Severa lección de humanidad se han despachado los viejos con toda la prole. Entrañable historia que ilustra muy bien la gran paradoja de nuestros tiempos: la tecnología ha acortado tanto las distancias con el perfeccionamiento de las telecomunicaciones pero cada vez tiende más a alejar a las personas entre sí. Ya no es raro que vecinos se pasen horas hablando por teléfono cuando podrían visitarse mutuamente. Ni hablar de las parejas que conversan lado a lado a través de emoticones y sms. Personalmente, me saca de quicio que en reuniones familiares o de amigos siempre haya alguien en la mesa atendiendo a su dichosa pantallita como si no existieran los demás. Dan ganas de echarle a patadas y que vaya a hacerle el amor a su aparatito (el celular, digo) a otra parte. Hemos perdido el norte con este invento infernal.
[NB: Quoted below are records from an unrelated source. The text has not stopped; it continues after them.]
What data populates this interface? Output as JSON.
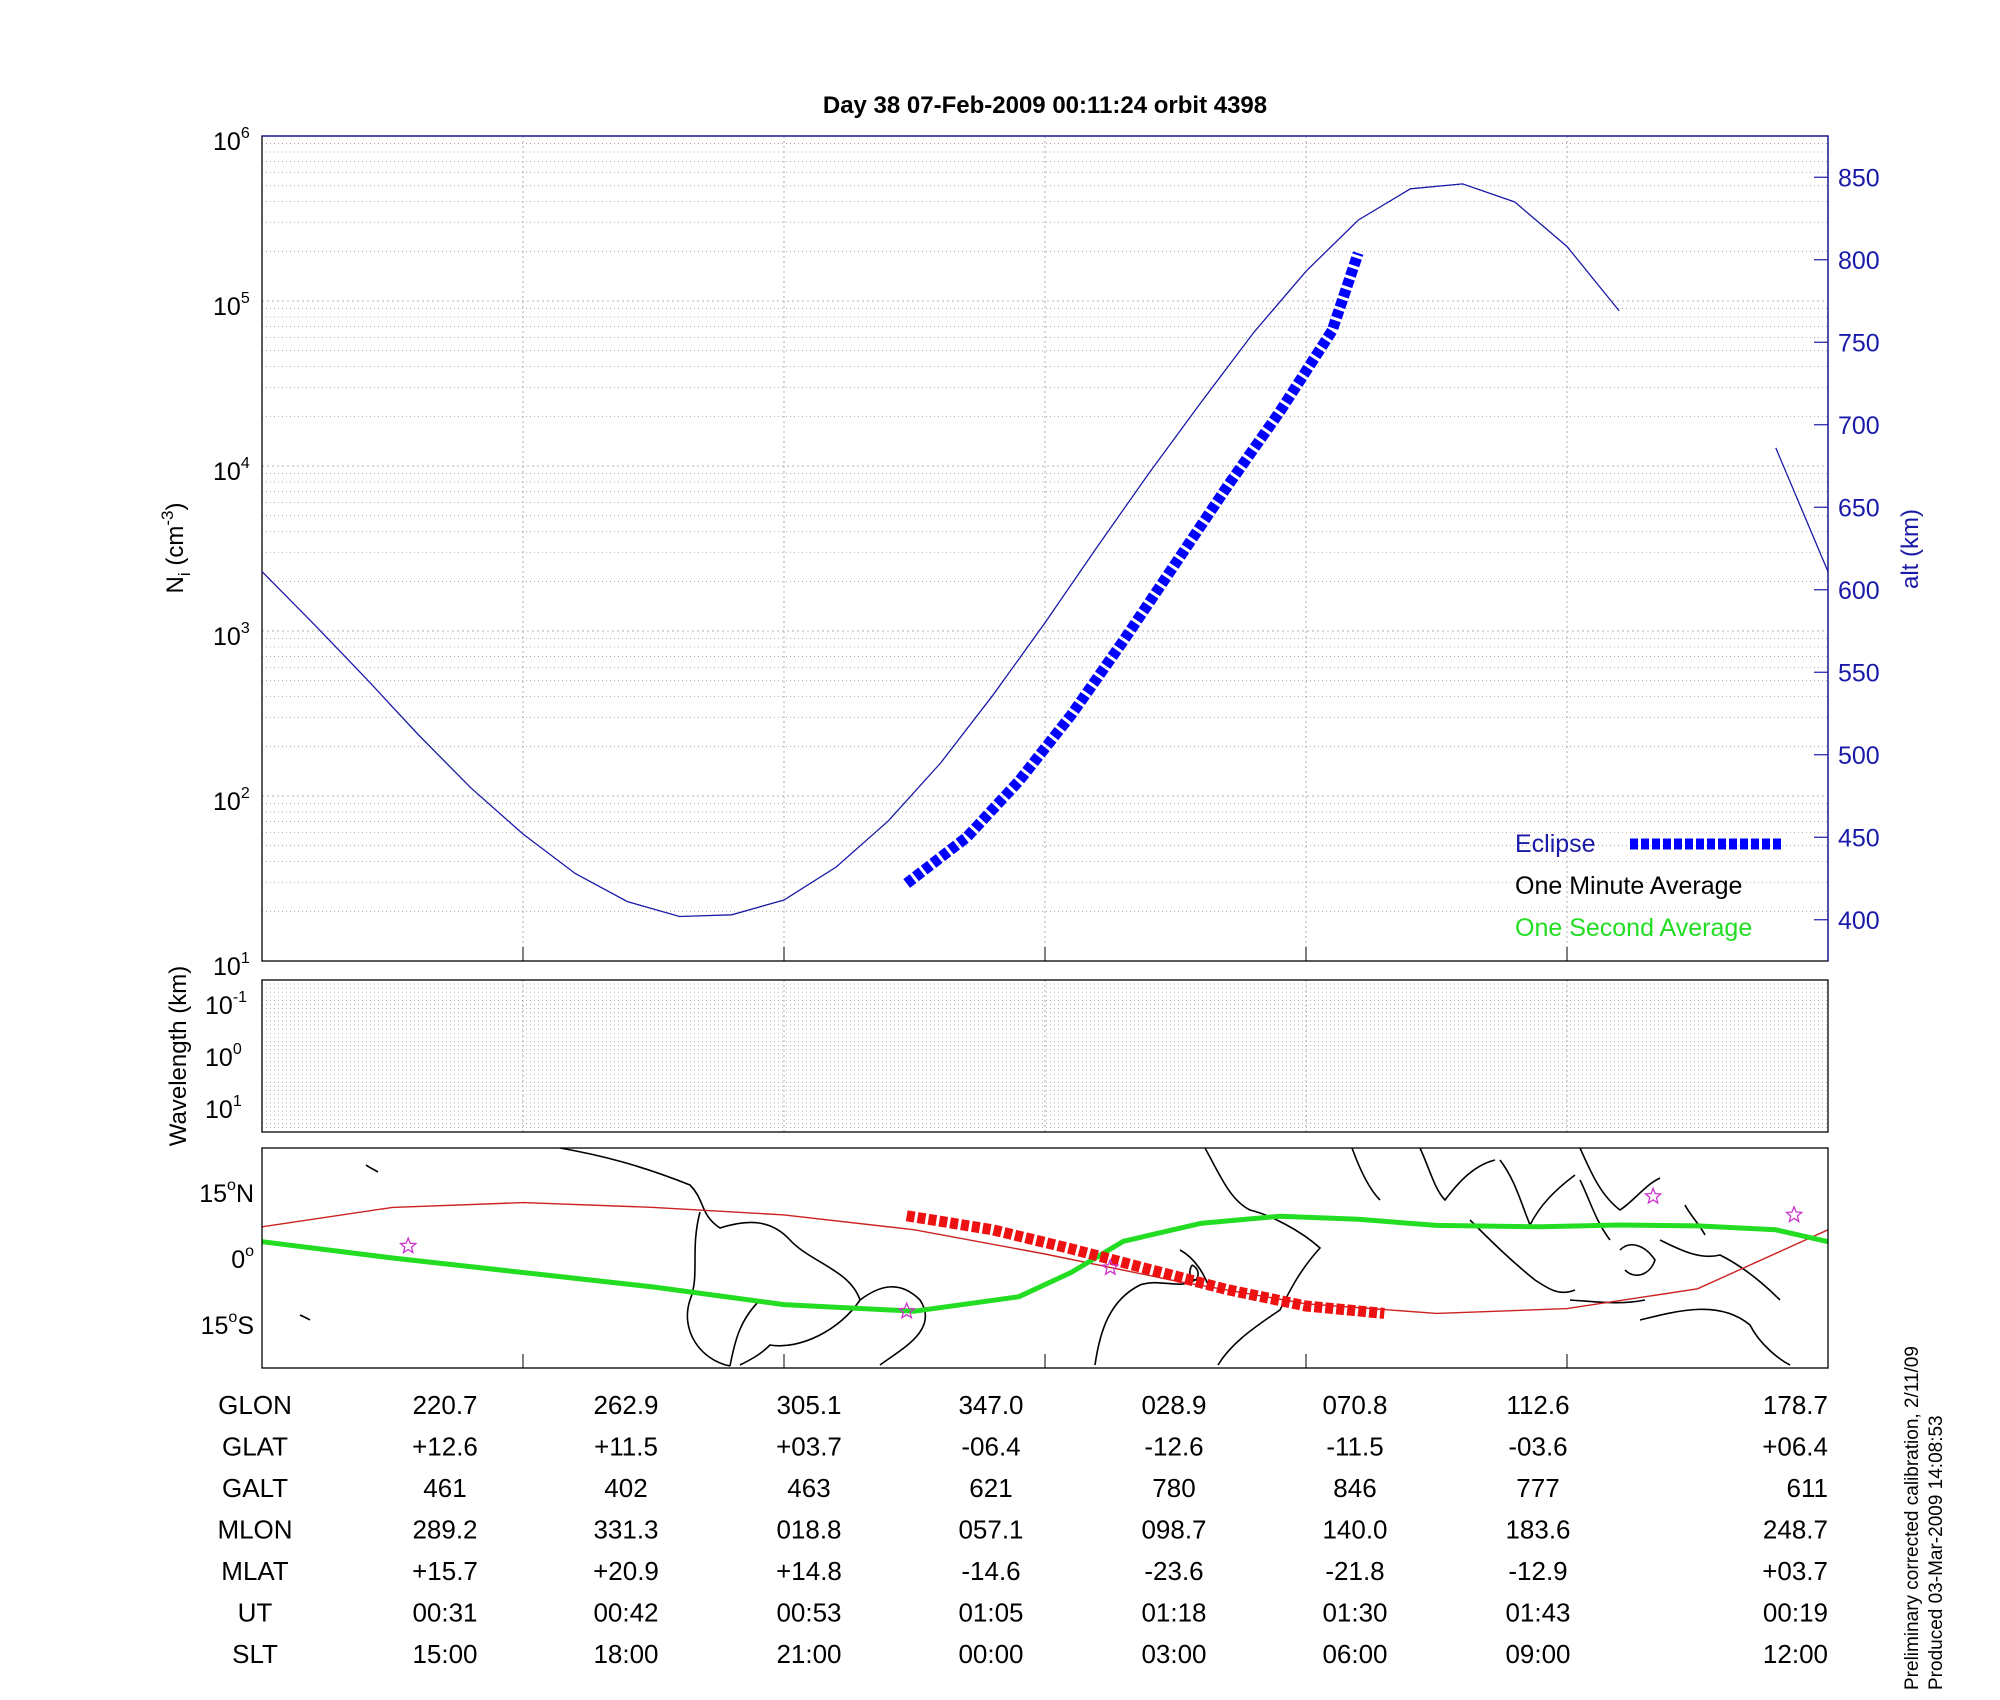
{
  "title": "Day 38  07-Feb-2009 00:11:24   orbit 4398",
  "colors": {
    "altitude": "#1a1aa8",
    "eclipse": "#0000ff",
    "one_second": "#22dd22",
    "track": "#cc2222",
    "eclipse_track": "#ee1111",
    "stars": "#cc33cc",
    "grid": "#999999"
  },
  "chart_data": [
    {
      "type": "line",
      "panel": "density",
      "ylabel_left": "N",
      "ylabel_left_sub": "i",
      "ylabel_left_unit": "(cm",
      "ylabel_left_unit_sup": "-3",
      "ylabel_left_unit_close": ")",
      "ylabel_right": "alt (km)",
      "left_scale": "log",
      "left_ylim": [
        10,
        1000000
      ],
      "left_tick_base": "10",
      "left_tick_exponents": [
        "1",
        "2",
        "3",
        "4",
        "5",
        "6"
      ],
      "right_ylim": [
        375,
        875
      ],
      "right_ticks": [
        "400",
        "450",
        "500",
        "550",
        "600",
        "650",
        "700",
        "750",
        "800",
        "850"
      ],
      "xlim": [
        0,
        6
      ],
      "grid": true,
      "altitude_series": {
        "x": [
          0,
          0.2,
          0.4,
          0.6,
          0.8,
          1.0,
          1.2,
          1.4,
          1.6,
          1.8,
          2.0,
          2.2,
          2.4,
          2.6,
          2.8,
          3.0,
          3.2,
          3.4,
          3.6,
          3.8,
          4.0,
          4.2,
          4.4,
          4.6,
          4.8,
          5.0,
          5.2
        ],
        "y": [
          611,
          579,
          546,
          512,
          480,
          452,
          428,
          411,
          402,
          403,
          412,
          432,
          460,
          495,
          536,
          580,
          626,
          671,
          714,
          756,
          793,
          824,
          843,
          846,
          835,
          808,
          769
        ]
      },
      "altitude_series_2": {
        "x": [
          5.8,
          6.0
        ],
        "y": [
          686,
          611
        ]
      },
      "eclipse_series": {
        "x": [
          2.47,
          2.7,
          2.9,
          3.1,
          3.3,
          3.5,
          3.7,
          3.9,
          4.1,
          4.2
        ],
        "y": [
          422,
          450,
          484,
          524,
          569,
          616,
          663,
          708,
          757,
          804
        ]
      },
      "legend": [
        {
          "label": "Eclipse",
          "style": "eclipse"
        },
        {
          "label": "One Minute Average",
          "style": "black"
        },
        {
          "label": "One Second Average",
          "style": "green"
        }
      ],
      "legend_position": "bottom-right"
    },
    {
      "type": "heatmap",
      "panel": "wavelength",
      "ylabel": "Wavelength (km)",
      "tick_base": "10",
      "tick_exponents": [
        "-1",
        "0",
        "1"
      ],
      "grid": true
    },
    {
      "type": "line",
      "panel": "map",
      "ylabels": [
        {
          "text": "15",
          "sup": "o",
          "suffix": "N"
        },
        {
          "text": "0",
          "sup": "o",
          "suffix": ""
        },
        {
          "text": "15",
          "sup": "o",
          "suffix": "S"
        }
      ],
      "ylim": [
        -25,
        25
      ],
      "one_second_track": {
        "x": [
          0,
          0.5,
          1.0,
          1.5,
          2.0,
          2.5,
          2.9,
          3.1,
          3.3,
          3.6,
          3.9,
          4.2,
          4.5,
          4.9,
          5.2,
          5.5,
          5.8,
          6.0
        ],
        "y": [
          3.7,
          0,
          -3.3,
          -6.6,
          -10.6,
          -12.1,
          -8.8,
          -3.3,
          3.8,
          7.9,
          9.5,
          8.8,
          7.4,
          7.1,
          7.5,
          7.3,
          6.4,
          3.7
        ]
      },
      "orbit_track": {
        "x": [
          0,
          0.5,
          1.0,
          1.5,
          2.0,
          2.5,
          3.0,
          3.5,
          4.0,
          4.5,
          5.0,
          5.5,
          6.0
        ],
        "y": [
          7.1,
          11.5,
          12.6,
          11.5,
          9.8,
          6.4,
          0.9,
          -5.2,
          -10.4,
          -12.6,
          -11.5,
          -7.0,
          6.4
        ]
      },
      "eclipse_track": {
        "x": [
          2.47,
          2.8,
          3.1,
          3.4,
          3.7,
          4.0,
          4.3
        ],
        "y": [
          9.6,
          6.4,
          2.1,
          -2.6,
          -7.2,
          -10.9,
          -12.6
        ]
      },
      "stars": {
        "x": [
          0.56,
          2.47,
          3.25,
          5.33,
          5.87
        ],
        "y": [
          2.7,
          -12.1,
          -2.2,
          14.0,
          9.8
        ]
      }
    }
  ],
  "table": {
    "rows": [
      {
        "label": "GLON",
        "values": [
          "220.7",
          "262.9",
          "305.1",
          "347.0",
          "028.9",
          "070.8",
          "112.6",
          "178.7"
        ]
      },
      {
        "label": "GLAT",
        "values": [
          "+12.6",
          "+11.5",
          "+03.7",
          "-06.4",
          "-12.6",
          "-11.5",
          "-03.6",
          "+06.4"
        ]
      },
      {
        "label": "GALT",
        "values": [
          "461",
          "402",
          "463",
          "621",
          "780",
          "846",
          "777",
          "611"
        ]
      },
      {
        "label": "MLON",
        "values": [
          "289.2",
          "331.3",
          "018.8",
          "057.1",
          "098.7",
          "140.0",
          "183.6",
          "248.7"
        ]
      },
      {
        "label": "MLAT",
        "values": [
          "+15.7",
          "+20.9",
          "+14.8",
          "-14.6",
          "-23.6",
          "-21.8",
          "-12.9",
          "+03.7"
        ]
      },
      {
        "label": "UT",
        "values": [
          "00:31",
          "00:42",
          "00:53",
          "01:05",
          "01:18",
          "01:30",
          "01:43",
          "00:19"
        ]
      },
      {
        "label": "SLT",
        "values": [
          "15:00",
          "18:00",
          "21:00",
          "00:00",
          "03:00",
          "06:00",
          "09:00",
          "12:00"
        ]
      }
    ]
  },
  "footnote_1": "Preliminary corrected calibration, 2/11/09",
  "footnote_2": "Produced 03-Mar-2009 14:08:53"
}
A modo de ejemplo, el marido de una prima se resiste tajantemente a comprarse uno, que si no su maniático jefe extranjero le llamaría a todas horas por cualquier asuntillo, confiesa aliviado. Como usted sugiere, quizá sería bueno deshacerse de tantos trastos para no perder el contacto de siempre.
ResponderBorrarApreciado José. En principio, el escritor Umberto Eco definió la telefonía celular como el más perfeccionado sistema de control y esclavitud.
BorrarTiempo después sucumbió a la "necesidad" del aparatito: así de grande es la capacidad del sistema para controlar y alienar nuestras vidas.